Capitalism must strike a delicate balance between exploitation of the soul and enrichment of it. If you give us nothing to live for, we will lose the will to survive, and then we won’t respond to the whip anymore. We’ll simply give up and lie down to die. But if you enrich our souls too much, we won’t need your dead-end jobs. We’ll strike out on our own and take our chances in the Great Big World. The trick is to keep our souls floating between these poles, in a kind of spiritual limbo.

You need to convince us we deserve the abuse, that we don’t deserve to be free, that we must toil in the profit mines. Convince us that we can’t hack it out there in the Great Unknown, that we need the security of a 9-to-5. But still hold out hope for a better future, for a pot o’ gold at the end of the rainbow. That’s why the stock market must be propped up at all costs.

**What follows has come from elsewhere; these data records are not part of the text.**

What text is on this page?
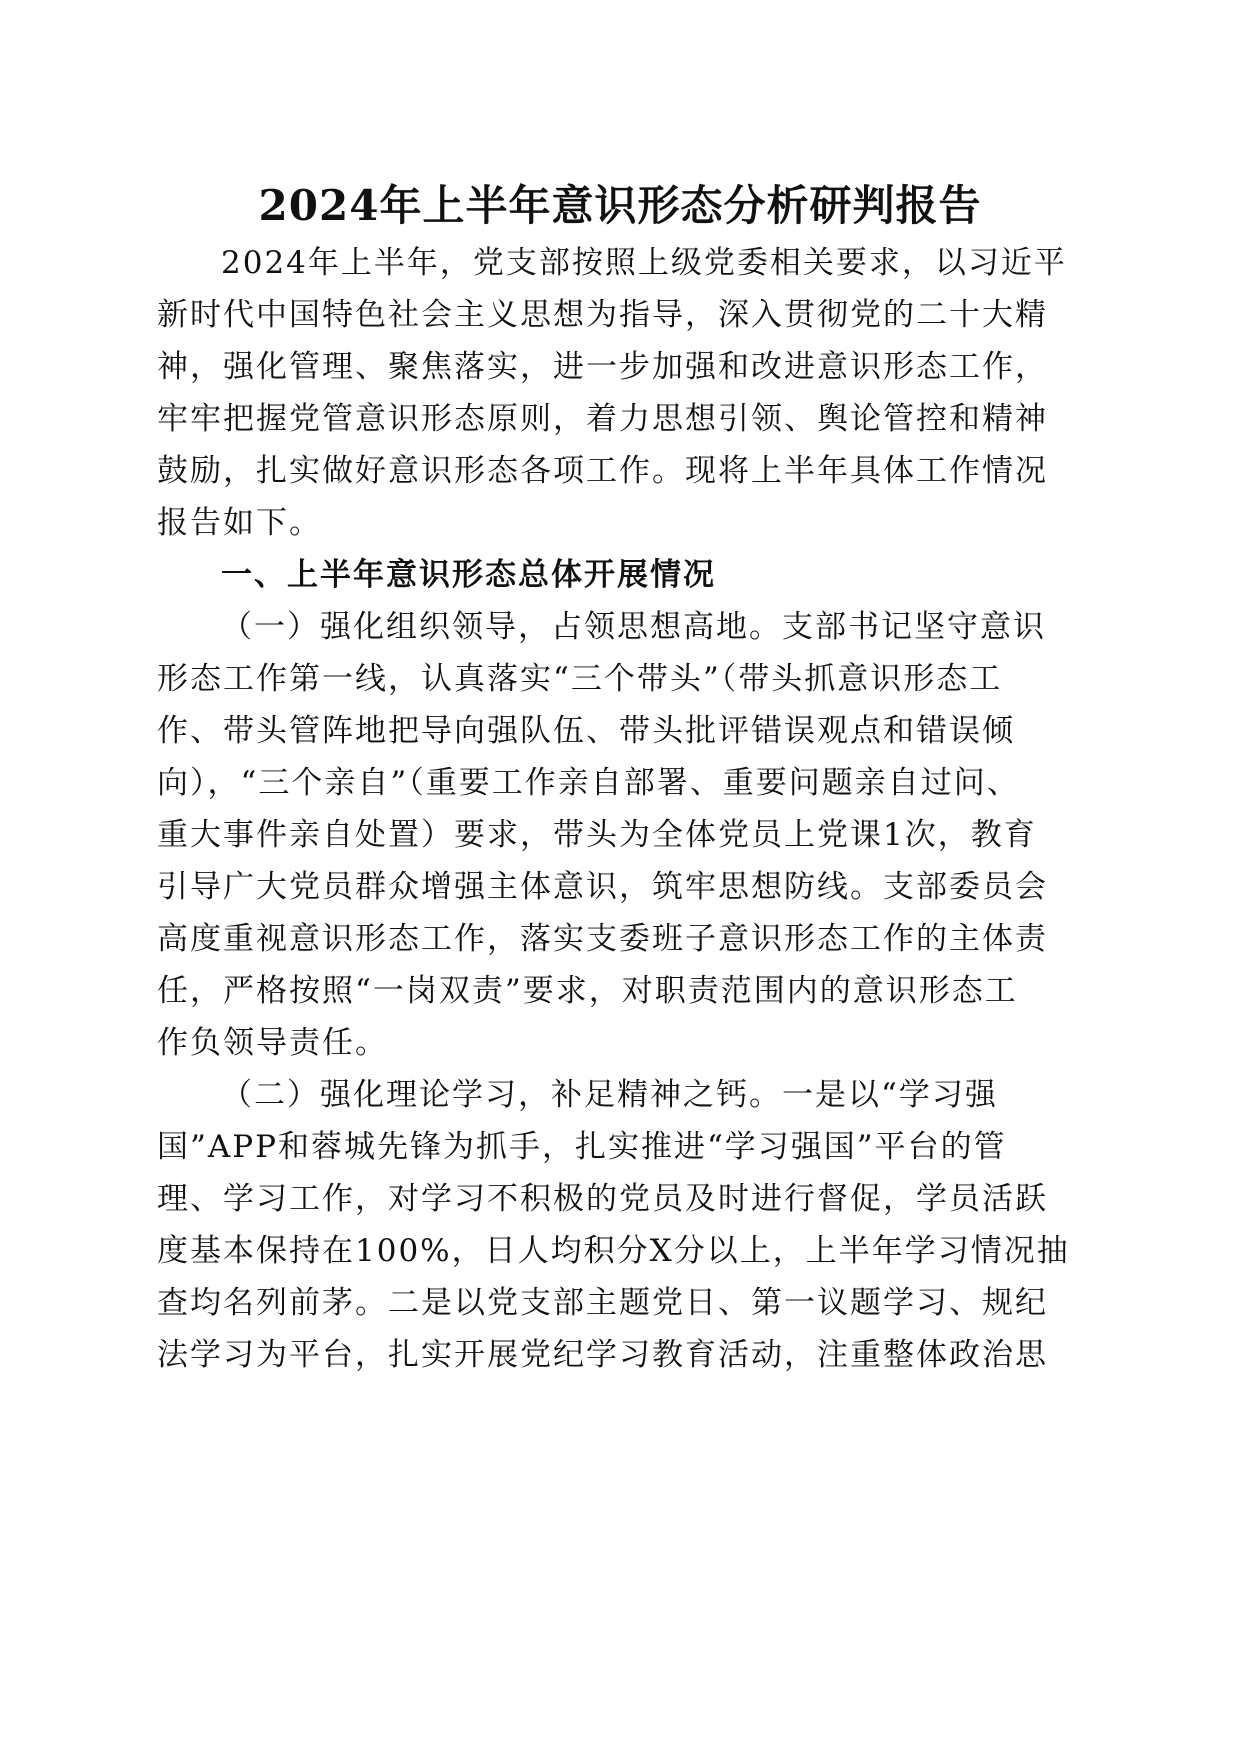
2024年上半年意识形态分析研判报告

2024年上半年，党支部按照上级党委相关要求，以习近平

新时代中国特色社会主义思想为指导，深入贯彻党的二十大精

神，强化管理、聚焦落实，进一步加强和改进意识形态工作，

牢牢把握党管意识形态原则，着力思想引领、舆论管控和精神

鼓励，扎实做好意识形态各项工作。现将上半年具体工作情况

报告如下。

一、上半年意识形态总体开展情况

（一）强化组织领导，占领思想高地。支部书记坚守意识

形态工作第一线，认真落实“三个带头”（带头抓意识形态工

作、带头管阵地把导向强队伍、带头批评错误观点和错误倾

向），“三个亲自”（重要工作亲自部署、重要问题亲自过问、

重大事件亲自处置）要求，带头为全体党员上党课1次，教育

引导广大党员群众增强主体意识，筑牢思想防线。支部委员会

高度重视意识形态工作，落实支委班子意识形态工作的主体责

任，严格按照“一岗双责”要求，对职责范围内的意识形态工

作负领导责任。

（二）强化理论学习，补足精神之钙。一是以“学习强

国”APP和蓉城先锋为抓手，扎实推进“学习强国”平台的管

理、学习工作，对学习不积极的党员及时进行督促，学员活跃

度基本保持在100%，日人均积分X分以上，上半年学习情况抽

查均名列前茅。二是以党支部主题党日、第一议题学习、规纪

法学习为平台，扎实开展党纪学习教育活动，注重整体政治思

If our 401(k)’s and savings were wiped out, CorpWorld would have nothing left to offer us.

Instead of waiting for this economic reckoning (which seems inevitable), we should abandon the cubicle before our souls are completely obliterated. We must reject the terms of our surrender and refuse to waste our lives in service to the servants of Moloch. We cannot be the lambs sacrificed for a god we don’t even believe in. We must reclaim the anger and sadness we’ve repressed and use them to fight back.

We might like to stay above the fray, but there’s no avoiding this war. We thought if we left the Fat Cats alone we could keep our comfortable lives. But that time has passed. Now they’re coming for everything we have, even our souls. We have to choose. Either we fight for them or we fight for ourselves. Fighting for them offers security, but what good is security without a soul?